Fournier et Daupeley-Gouverneur, pour ne citer que ces deux auteurs, sont fort explicites sur ce point : « Étant posées les règles de composition et de mise en pages, il est nécessaire qu’un gardien fidèle en assure l’exécution : le correcteur est ce gardien.

« … Le correcteur, pour n’avoir point un rôle actif dans les opérations manuelles qui ont pour base le composteur et la presse, n’en est pas moins l’auxiliaire le plus indispensable, faute duquel une œuvre peut être lucrative, mais nullement honorable. Si les membres agissants ont la mission de donner à celle-ci le cachet artistique dont elle est susceptible, c’est au correcteur que reviennent l’immense tâche et l’insigne honneur d’y attacher définitivement le sceau de perfection intellectuelle que réclame toute œuvre qui s’adresse à l’esprit. »

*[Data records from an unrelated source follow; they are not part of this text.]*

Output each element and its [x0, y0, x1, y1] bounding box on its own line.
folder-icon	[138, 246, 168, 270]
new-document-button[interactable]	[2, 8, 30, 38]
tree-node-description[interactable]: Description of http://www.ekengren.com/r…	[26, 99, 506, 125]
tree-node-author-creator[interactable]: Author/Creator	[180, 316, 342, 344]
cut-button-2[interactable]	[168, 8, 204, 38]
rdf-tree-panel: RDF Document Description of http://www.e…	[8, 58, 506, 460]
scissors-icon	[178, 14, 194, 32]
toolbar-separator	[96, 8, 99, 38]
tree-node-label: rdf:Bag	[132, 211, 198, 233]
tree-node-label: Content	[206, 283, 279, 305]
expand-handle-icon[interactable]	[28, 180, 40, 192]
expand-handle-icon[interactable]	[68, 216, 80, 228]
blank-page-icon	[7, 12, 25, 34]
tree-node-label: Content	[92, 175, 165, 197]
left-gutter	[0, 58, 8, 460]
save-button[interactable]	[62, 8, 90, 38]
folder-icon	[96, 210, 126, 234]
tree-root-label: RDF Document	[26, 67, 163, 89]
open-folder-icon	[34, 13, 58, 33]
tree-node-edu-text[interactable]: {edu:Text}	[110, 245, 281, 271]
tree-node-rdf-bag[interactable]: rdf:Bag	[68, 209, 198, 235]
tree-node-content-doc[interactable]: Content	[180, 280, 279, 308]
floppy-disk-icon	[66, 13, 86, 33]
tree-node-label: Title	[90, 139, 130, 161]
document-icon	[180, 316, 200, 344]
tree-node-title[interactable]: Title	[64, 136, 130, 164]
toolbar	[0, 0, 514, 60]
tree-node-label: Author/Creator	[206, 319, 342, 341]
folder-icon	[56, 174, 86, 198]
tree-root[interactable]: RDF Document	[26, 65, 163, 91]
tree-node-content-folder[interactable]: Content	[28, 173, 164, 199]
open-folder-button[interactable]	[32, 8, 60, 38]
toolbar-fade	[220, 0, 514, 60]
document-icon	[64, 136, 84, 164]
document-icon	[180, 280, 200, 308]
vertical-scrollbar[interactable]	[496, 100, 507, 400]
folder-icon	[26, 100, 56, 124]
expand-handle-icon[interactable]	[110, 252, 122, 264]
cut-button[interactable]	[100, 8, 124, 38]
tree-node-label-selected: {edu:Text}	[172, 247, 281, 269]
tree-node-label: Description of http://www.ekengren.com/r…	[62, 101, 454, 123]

« Les fautes qui peuvent déparer un livre sont donc de deux sortes : celles qui regardent les règles de composition et de mise en pages, celles qui concernent le texte.

« Un ouvrage peut être exécuté d’après les principes d’agencement matériel, tout en altérant le texte original et blessant les règles syntaxiques et orthographiques. Inversement, il peut reproduire correctement le texte, exprimer la pensée précise de l’auteur et cependant violer les règles typographiques. Dans ces deux états, l’ouvrage est mal imprimé[9]. »

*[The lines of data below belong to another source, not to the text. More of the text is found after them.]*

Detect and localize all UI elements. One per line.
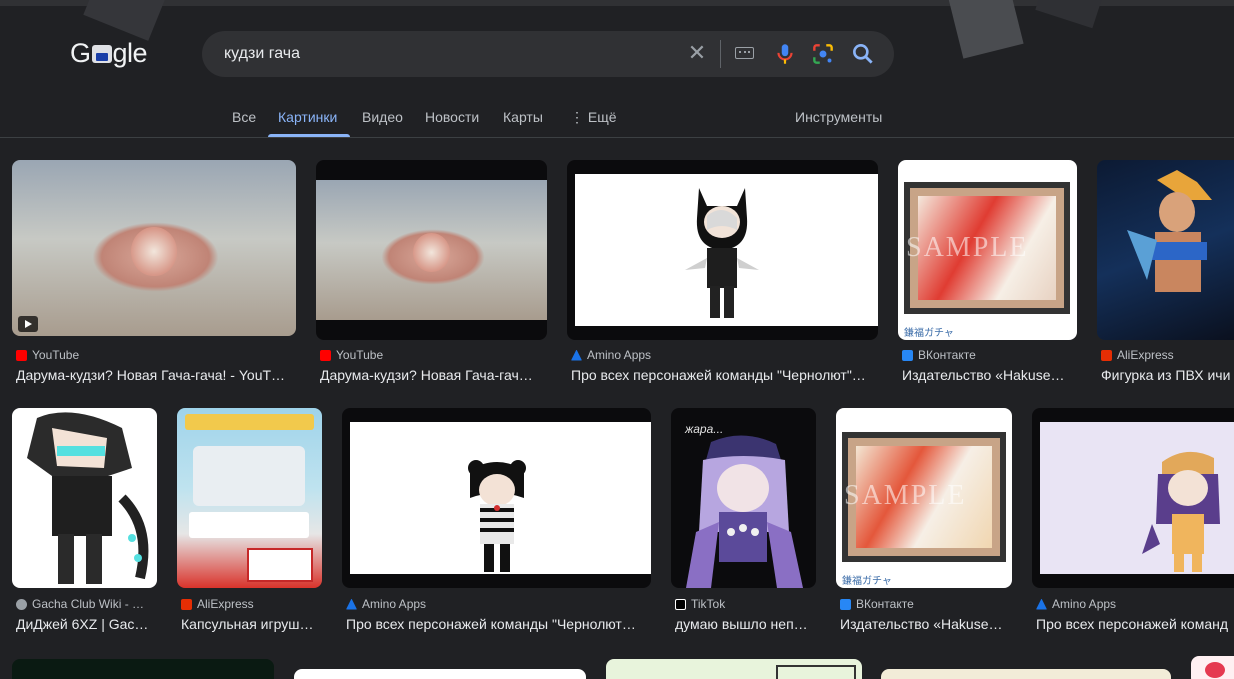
result-source[interactable]: TikTok	[675, 597, 725, 611]
ballot-box-icon	[91, 44, 112, 63]
result-source[interactable]: AliExpress	[181, 597, 254, 611]
search-divider	[720, 40, 721, 68]
tab-images[interactable]: Картинки	[278, 109, 337, 125]
image-result[interactable]: AliExpress Капсульная игруш…	[177, 408, 322, 638]
image-result[interactable]: жара... TikTok думаю вышло неп…	[671, 408, 816, 638]
play-icon	[18, 316, 38, 332]
image-result[interactable]: Gacha Club Wiki - … ДиДжей 6XZ | Gac…	[12, 408, 157, 638]
more-vert-icon: ⋮	[570, 109, 588, 125]
vk-icon	[902, 349, 913, 361]
result-source[interactable]: AliExpress	[1101, 348, 1174, 362]
result-thumbnail[interactable]	[12, 659, 274, 679]
result-title[interactable]: Про всех персонажей команд	[1036, 616, 1234, 632]
doodle-shape	[1035, 0, 1105, 29]
image-result[interactable]: YouTube Дарума-кудзи? Новая Гача-гача! -…	[12, 160, 296, 390]
gacha-character-image	[1142, 451, 1220, 572]
image-result[interactable]	[1191, 656, 1234, 679]
tab-more[interactable]: ⋮ Ещё	[570, 109, 617, 126]
result-thumbnail[interactable]	[12, 408, 157, 588]
image-result[interactable]: Amino Apps Про всех персонажей команды "…	[342, 408, 651, 638]
gacha-character-image	[468, 460, 526, 572]
result-thumbnail[interactable]	[1097, 160, 1234, 340]
result-title[interactable]: Фигурка из ПВХ ичи	[1101, 367, 1234, 383]
doodle-shape	[948, 0, 1024, 59]
tab-news[interactable]: Новости	[425, 109, 479, 125]
image-result[interactable]: SAMPLE 鎌福ガチャ ВКонтакте Издательство «Hak…	[898, 160, 1077, 390]
result-title[interactable]: думаю вышло неп…	[675, 616, 815, 632]
vk-icon	[840, 598, 851, 610]
aliexpress-icon	[181, 598, 192, 610]
result-source[interactable]: YouTube	[16, 348, 79, 362]
result-source[interactable]: Gacha Club Wiki - …	[16, 597, 144, 611]
brand-tag: 鎌福ガチャ	[842, 576, 892, 587]
google-logo[interactable]: Ggle	[70, 38, 148, 69]
result-source[interactable]: ВКонтакте	[902, 348, 976, 362]
search-box[interactable]: кудзи гача ✕	[202, 31, 894, 77]
search-icon[interactable]	[850, 41, 876, 67]
result-title[interactable]: Издательство «Hakuse…	[840, 616, 1011, 632]
tab-all[interactable]: Все	[232, 109, 256, 125]
search-input[interactable]: кудзи гача	[224, 45, 300, 63]
image-result[interactable]	[606, 659, 862, 679]
image-result[interactable]	[881, 669, 1171, 679]
brand-tag: 鎌福ガチャ	[904, 328, 954, 339]
image-result[interactable]: YouTube Дарума-кудзи? Новая Гача-гач…	[316, 160, 547, 390]
image-result[interactable]	[294, 669, 586, 679]
result-title[interactable]: ДиДжей 6XZ | Gac…	[16, 616, 156, 632]
tab-maps[interactable]: Карты	[503, 109, 543, 125]
result-thumbnail[interactable]	[567, 160, 878, 340]
result-source[interactable]: YouTube	[320, 348, 383, 362]
gacha-character-image	[685, 188, 759, 318]
gacha-character-image	[27, 412, 149, 584]
figure-image	[1127, 170, 1212, 292]
result-thumbnail[interactable]	[881, 669, 1171, 679]
result-source[interactable]: Amino Apps	[346, 597, 426, 611]
sample-watermark: SAMPLE	[906, 232, 1029, 263]
image-result[interactable]: AliExpress Фигурка из ПВХ ичи	[1097, 160, 1234, 390]
result-source[interactable]: ВКонтакте	[840, 597, 914, 611]
result-thumbnail[interactable]	[177, 408, 322, 588]
result-title[interactable]: Дарума-кудзи? Новая Гача-гача! - YouT…	[16, 367, 296, 383]
image-result[interactable]: Amino Apps Про всех персонажей команд	[1032, 408, 1234, 638]
tab-videos[interactable]: Видео	[362, 109, 403, 125]
google-lens-icon[interactable]	[810, 41, 836, 67]
wiki-icon	[16, 598, 27, 610]
youtube-icon	[320, 349, 331, 361]
result-title[interactable]: Дарума-кудзи? Новая Гача-гач…	[320, 367, 546, 383]
result-source[interactable]: Amino Apps	[1036, 597, 1116, 611]
result-thumbnail[interactable]: SAMPLE 鎌福ガチャ	[836, 408, 1012, 588]
keyboard-icon[interactable]	[735, 47, 754, 59]
result-thumbnail[interactable]	[316, 160, 547, 340]
result-title[interactable]: Капсульная игруш…	[181, 616, 321, 632]
amino-icon	[346, 598, 357, 610]
image-result[interactable]: SAMPLE 鎌福ガチャ ВКонтакте Издательство «Hak…	[836, 408, 1012, 638]
result-thumbnail[interactable]	[342, 408, 651, 588]
result-source[interactable]: Amino Apps	[571, 348, 651, 362]
result-title[interactable]: Про всех персонажей команды "Чернолют"…	[571, 367, 877, 383]
result-thumbnail[interactable]: SAMPLE 鎌福ガチャ	[898, 160, 1077, 340]
result-thumbnail[interactable]	[294, 669, 586, 679]
gacha-character-image	[686, 435, 803, 588]
result-thumbnail[interactable]	[606, 659, 862, 679]
amino-icon	[1036, 598, 1047, 610]
tools-button[interactable]: Инструменты	[795, 109, 882, 125]
image-result[interactable]: Amino Apps Про всех персонажей команды "…	[567, 160, 878, 390]
doodle-shape	[83, 0, 171, 41]
youtube-icon	[16, 349, 27, 361]
clear-icon[interactable]: ✕	[686, 42, 708, 64]
result-thumbnail[interactable]	[1191, 656, 1234, 679]
amino-icon	[571, 349, 582, 361]
tab-more-label: Ещё	[587, 109, 617, 125]
result-title[interactable]: Издательство «Hakuse…	[902, 367, 1076, 383]
sample-watermark: SAMPLE	[844, 480, 967, 511]
header-divider	[0, 137, 1234, 138]
image-result[interactable]	[12, 659, 274, 679]
result-thumbnail[interactable]	[1032, 408, 1234, 588]
result-thumbnail[interactable]: жара...	[671, 408, 816, 588]
result-title[interactable]: Про всех персонажей команды "Чернолют…	[346, 616, 650, 632]
tiktok-icon	[675, 598, 686, 610]
aliexpress-icon	[1101, 349, 1112, 361]
result-thumbnail[interactable]	[12, 160, 296, 336]
microphone-icon[interactable]	[772, 41, 798, 67]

Pour mériter réellement son titre, pour s’acquitter consciencieusement de sa tâche, le correcteur a donc un double rôle à remplir, et la définition de ce mot n’est exacte que si l’on envisage, à parties égales, ce double rôle : « Toute personne qui est chargée habituellement, soit dans une imprimerie, soit dans une librairie, soit dans un bureau quelconque de publications, de corriger les fautes typographiques, grammaticales et littéraires, qui se trouvent sur les épreuves de toutes espèces d’impressions, est un correcteur[10]. »



  1. La situation du correcteur et celle du lecteur d’épreuves à l’Imprimerie Nationale feront l’objet d’une étude spéciale (p. 135).
  2. Cette démarcation est inexacte, on le verra plus loin (p. 136 : Lecteurs d’épreuves et viseurs de tierces : Fonctions).
  3. Encyclopédie ou Dictionnaire raisonné des Sciences, des Arts et des Métiers, par une Société de Gens de lettres, mis en ordre et publié par M. Diderot, et quant à la partie Mathématique par M. d’Alembert, t. IX, p. 543 (Genève, 1777).
  4. Presque dans des termes analogues, M. Jean Dumont écrit : « Le correcteur lit les épreuves et indique au moyen de signes toutes les fautes qui se sont glissées dans la composition. » (Jean Dumont, Vade-Mecum du Typographe, 2e  éd., 1884.)
  5. « La meilleure édition est donc celle qui présente une entière conformité avec le modèle dont elle est la reproduction, et qu’en outre elle a su dégager des fautes évidentes qu’il pouvait contenir. » (H. Fournier, Traité de la Typographie, p. 231.)
  6. G. Daupeley-Gouverneur, le Compositeur et le Correcteur typographes, p. 213.
  7. Manuel : nous employons ce mot non point dans son sens strict, mais simplement parce que le correcteur doit veiller à l’application rigoureuse des règles typographiques.
  8. Th. Lefevre, chap. viii, Lecture des épreuves, p. 535.
  9. Daupeley-Gouverneur, le Compositeur et le Correcteur typographes, p. 212-213.
  10. Bernier, président de la Société des Correcteurs parisiens, Grand Dictionnaire universel du xixe siècle (P. Larousse), t. V, art. Correcteur, p. 181 (1869).